- Location of Samtgemeinde Rodenberg
- Samtgemeinde Rodenberg Samtgemeinde Rodenberg
- Coordinates: 52°16′N 9°22′E﻿ / ﻿52.267°N 9.367°E
- Country: Germany
- State: Lower Saxony
- District: Schaumburg

Government
- • Mayor (2021–26): Thomas Wolf

Area
- • Total: 86.21 km^{2} (33.29 sq mi)
- Elevation: 135 m (443 ft)

Population (2022-12-31)
- • Total: 16,078
- • Density: 190/km^{2} (480/sq mi)
- Time zone: UTC+01:00 (CET)
- • Summer (DST): UTC+02:00 (CEST)
- Postal codes: 31867 resp. 31552
- Dialling codes: 05043 resp. 05723
- Vehicle registration: SHG

= Rodenberg (Samtgemeinde) =

The Samtgemeinde Rodenberg is a collective municipality in Lower Saxony, Germany, of about 16,000 inhabitants.

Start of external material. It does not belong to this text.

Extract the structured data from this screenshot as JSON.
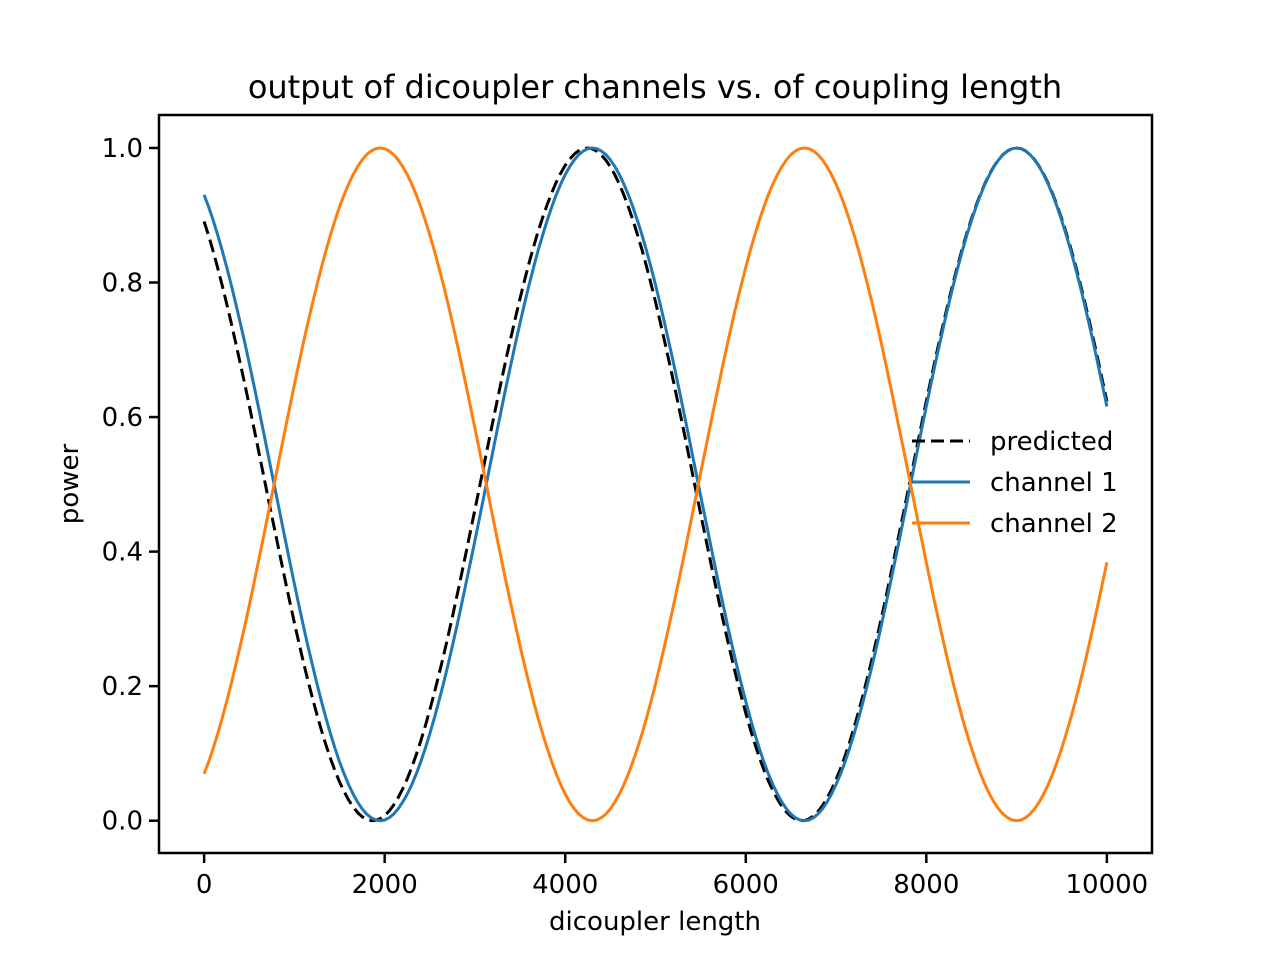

It is situated in the east of the district of Schaumburg at the slopes of the hills Deister and Süntel. Its seat is in the town of Rodenberg.

==Subdivisions==
The collective municipality consists of:
- Apelern (with the quarters Groß Hegesdorf, Kleinhegesdorf, Lyhren, Reinsdorf and Soldorf)
- Hülsede (with the quarters Meinsen and Schmarrie)
- Lauenau (with the quarter Feggendorf)
- Messenkamp (with the quarter Altenhagen II)
- Pohle
- Rodenberg (with the quarter Algesdorf)

==Politics==
The local elections as of 2014 arose the following result:

===Council===
- SPD: 24 seats
- CDU: 17 seats
- FDP: 1 seat
- WGA: 1 seat
- The Left : 1 seat
- Alliance '90/The Greens : 6 seats
- WGS: 4 seats
- WIR: 1 seat

Chairman is Heinrich Oppenhausen (SPD).

===Mayor===
Mayor of the collective municipality (German: Samtgemeindebürgermeister) is Thomas Wolf (independent), elected in 2021.